Mahomet fought an almost ceaseless series of campaigns in Europe and Asia. To chronicle them would be tedious, but without doing so it is difficult to give a sufficient impression of Ottoman military power at this period. In Asia the emperor of Trebizond, another beneficiary of Byzantine decay, was overthrown, as were a large number of Anatolian rebels and Persian challengers. To the north, naval and military campaigns made of the Black Sea a Turkish lake, with disastrous consequences for western European traders. Mahomet’s onslaught on Europe was checked in 1456 by the heroic relief of Belgrade by Hunyadi and the crusaders of the friar Capistrano. Belgrade was to defy the Turks again, but by 1459 Mahomet had regained all Serbia and within three years of this he held Athens and the Morea. To his conquests in mainland Greece he soon added Mytilene (Lesbos) and various other islands, though the Venetians were able to retain Euboea, with its strategic trading post, Negroponte, till 1470. By that date Bosnia had fallen and resistance in Albania almost come to an end with the death of Scanderbeg (1468). From Bosnia marauding Ottoman irregulars launched annual raids as far to the north-west as Styria and Carinthia, and in 1477 a force pressed so far into Italy that the fires caused by its depredations could be seen from Venice. Three years later the Ottomans attacked southern Italy, captured Otranto, massacred every male in the city, and held it for over 12 months.

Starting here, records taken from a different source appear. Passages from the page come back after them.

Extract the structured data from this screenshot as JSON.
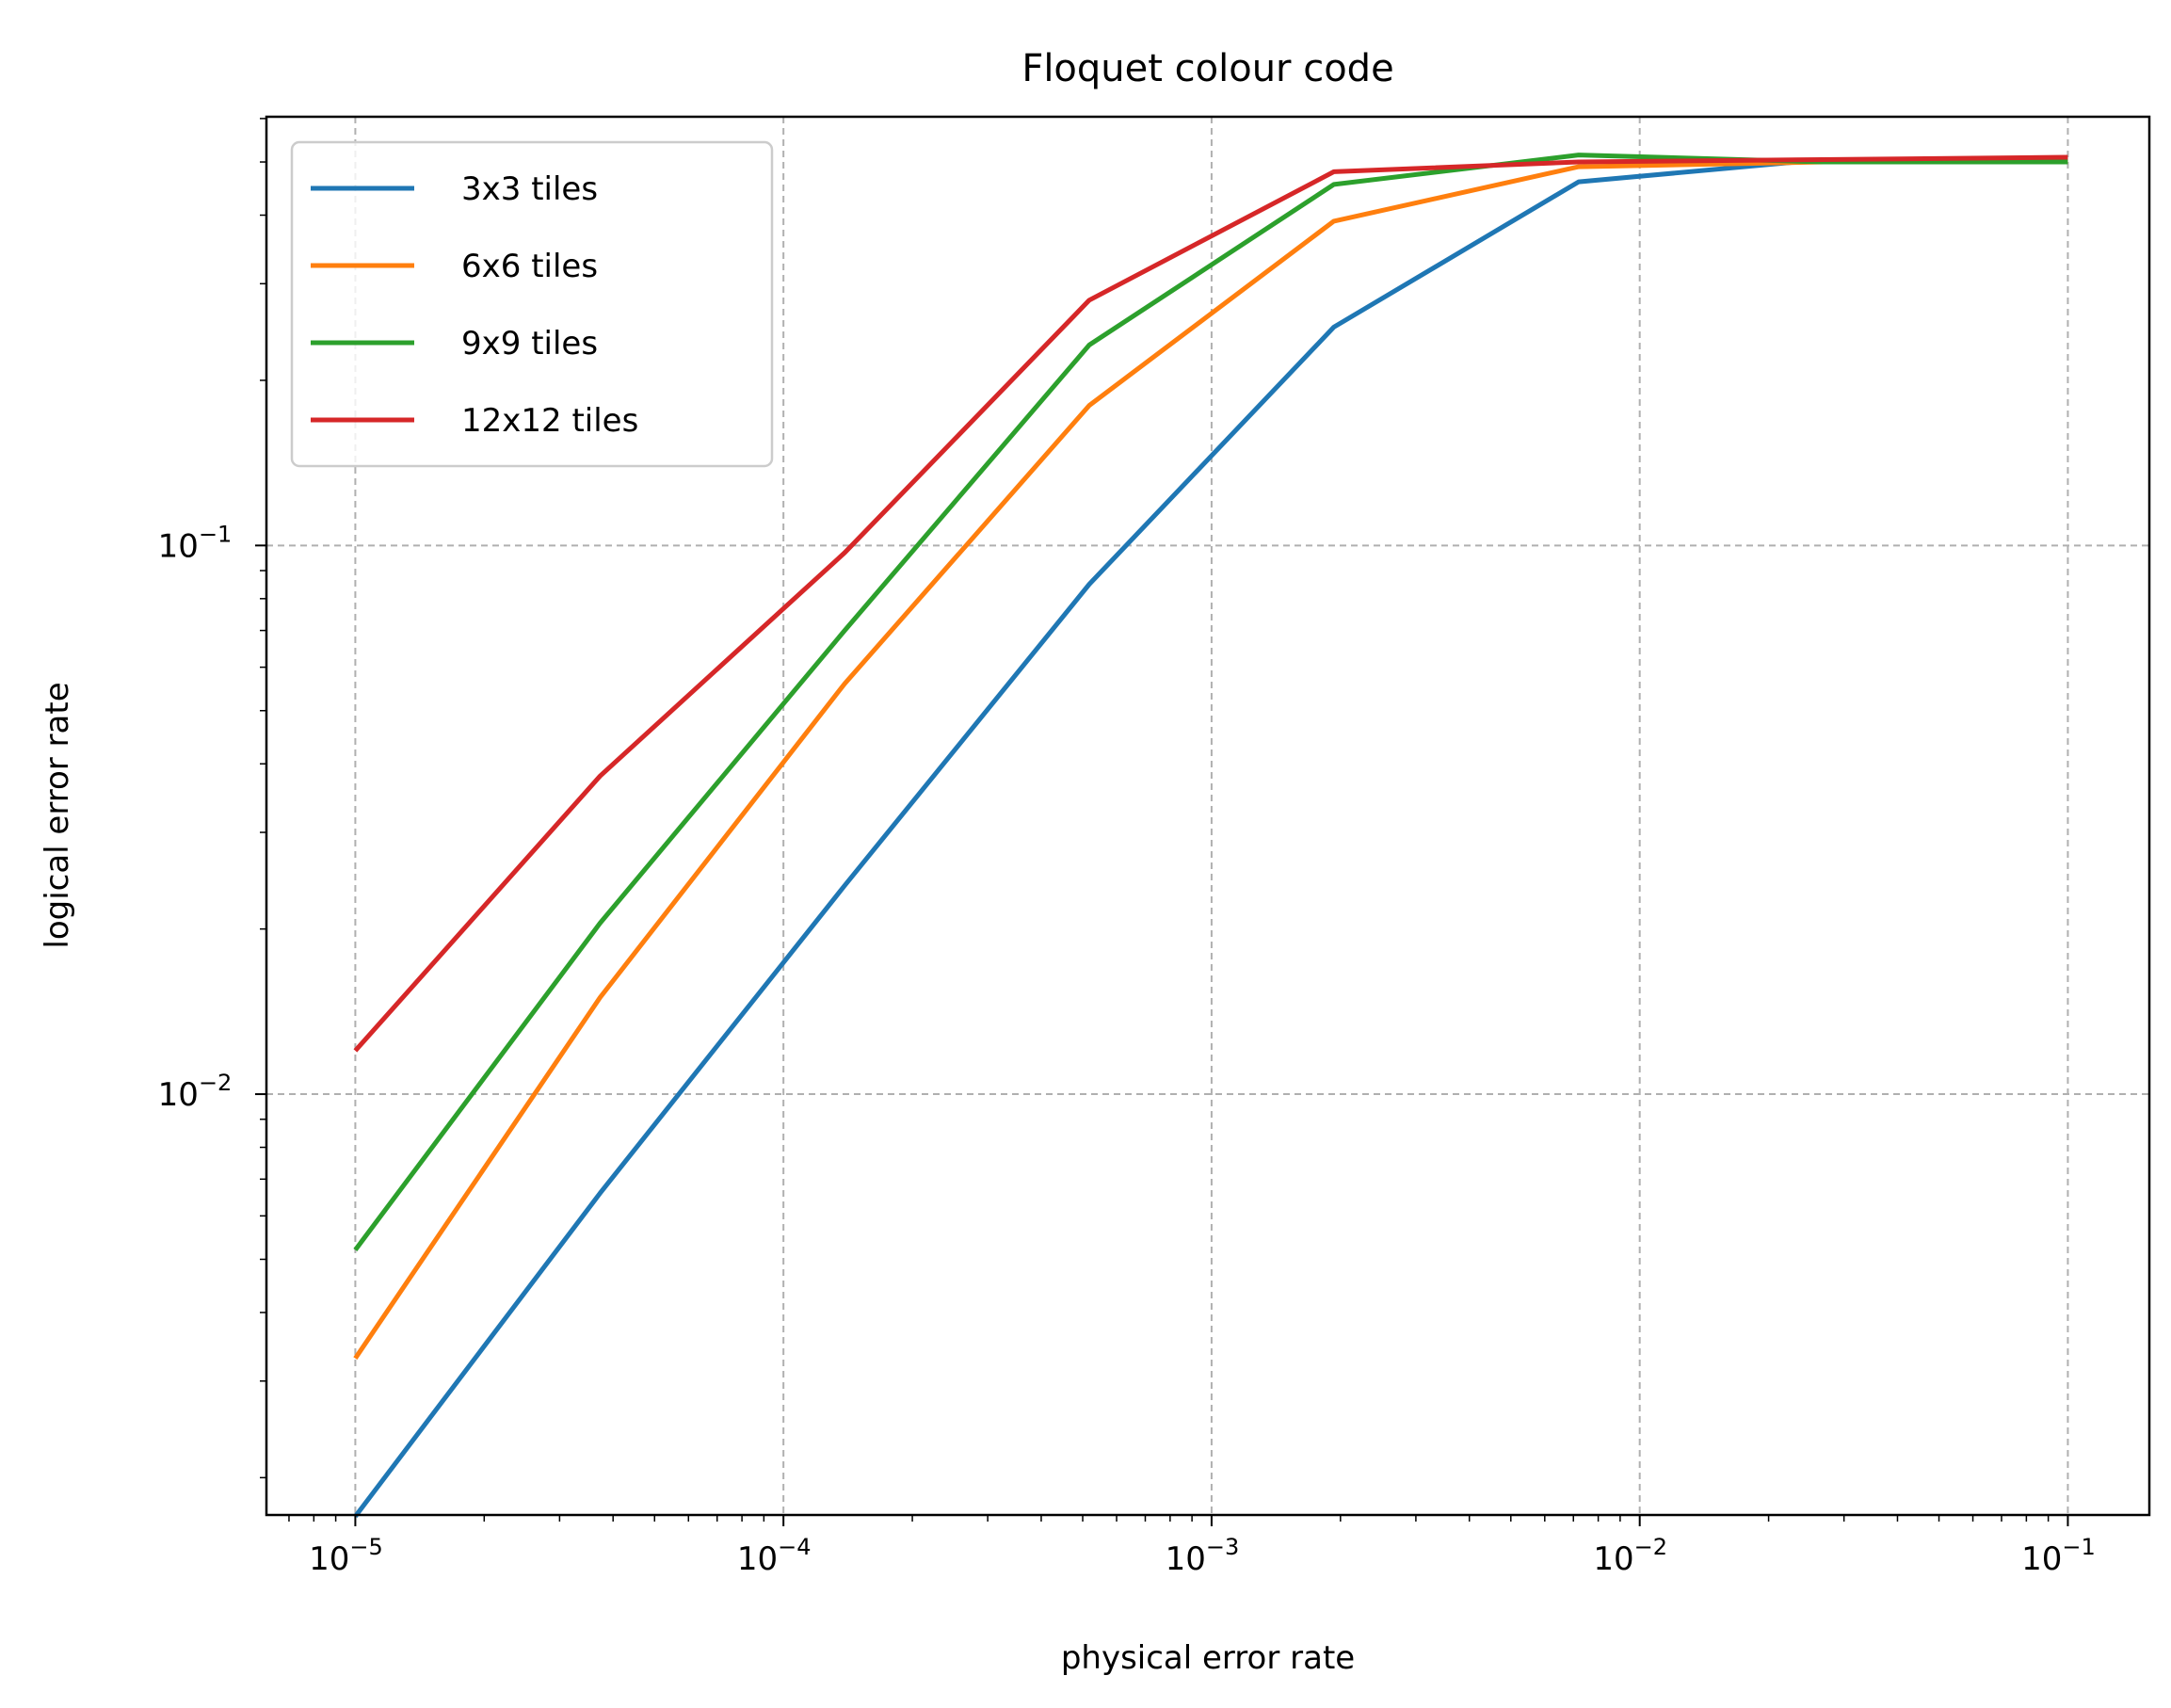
{
  "chart_data": {
    "type": "line",
    "title": "Floquet colour code",
    "xlabel": "physical error rate",
    "ylabel": "logical error rate",
    "xscale": "log",
    "yscale": "log",
    "xlim": [
      6.2e-06,
      0.155
    ],
    "ylim": [
      0.00171,
      0.6045
    ],
    "grid": true,
    "legend_position": "upper-left",
    "x": [
      1e-05,
      3.73e-05,
      0.000139,
      0.000518,
      0.00193,
      0.0072,
      0.0268,
      0.1
    ],
    "x_ticks": [
      {
        "value": 1e-05,
        "base": "10",
        "exp": "−5"
      },
      {
        "value": 0.0001,
        "base": "10",
        "exp": "−4"
      },
      {
        "value": 0.001,
        "base": "10",
        "exp": "−3"
      },
      {
        "value": 0.01,
        "base": "10",
        "exp": "−2"
      },
      {
        "value": 0.1,
        "base": "10",
        "exp": "−1"
      }
    ],
    "y_ticks": [
      {
        "value": 0.1,
        "base": "10",
        "exp": "−1"
      },
      {
        "value": 0.01,
        "base": "10",
        "exp": "−2"
      }
    ],
    "series": [
      {
        "name": "3x3 tiles",
        "color": "#1f77b4",
        "values": [
          0.0017,
          0.0066,
          0.024,
          0.085,
          0.25,
          0.46,
          0.505,
          0.505
        ]
      },
      {
        "name": "6x6 tiles",
        "color": "#ff7f0e",
        "values": [
          0.0033,
          0.015,
          0.056,
          0.18,
          0.39,
          0.49,
          0.5,
          0.5
        ]
      },
      {
        "name": "9x9 tiles",
        "color": "#2ca02c",
        "values": [
          0.0052,
          0.0205,
          0.07,
          0.232,
          0.455,
          0.515,
          0.5,
          0.5
        ]
      },
      {
        "name": "12x12 tiles",
        "color": "#d62728",
        "values": [
          0.012,
          0.038,
          0.097,
          0.28,
          0.48,
          0.5,
          0.505,
          0.51
        ]
      }
    ]
  }
}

When Mahomet died in 1481, at the age of 49, Ottoman strength was still checked in the Balkans by the resistance of Belgrade and in the Mediterranean by that of Rhodes. The growth of Turkish sea-power under Selim I (1512–20) made possible the conquest of Syria and Egypt. Only under Suleiman II (1520 – 66) was the advance into Europe resumed, while Charles V warred with Francis I of France. Then the king of Bohemia and Hungary was killed in the decisive battle at Mohács (1526) and, with the acquisition of Hungary, the Ottoman Empire became a greater power in Europe than its Byzantine predecessor had been, even in its heyday before the First Crusade. Not only had the territorial problems set by Byzantine decline been settled for centuries, but the western European states had to reckon with a mighty neighbour whose weight was to count for much in the balance of power diplomacy of the ‘early modern’ period. By splitting Christian Europe, the Reformation served to make the domination of the Turks yet more secure. The crusading ideal lived on strongly in the ideas of the Counter-Reformation, but even the naval victory of Lepanto (1571) failed to check the Ottoman advance: a century after this the Turks captured Crete and besieged Vienna. The replacement of a stricken Christian empire by an aggressive Islamic autocracy was certainly the greatest change in the map of Europe between the thirteenth century and the early years of the sixteenth.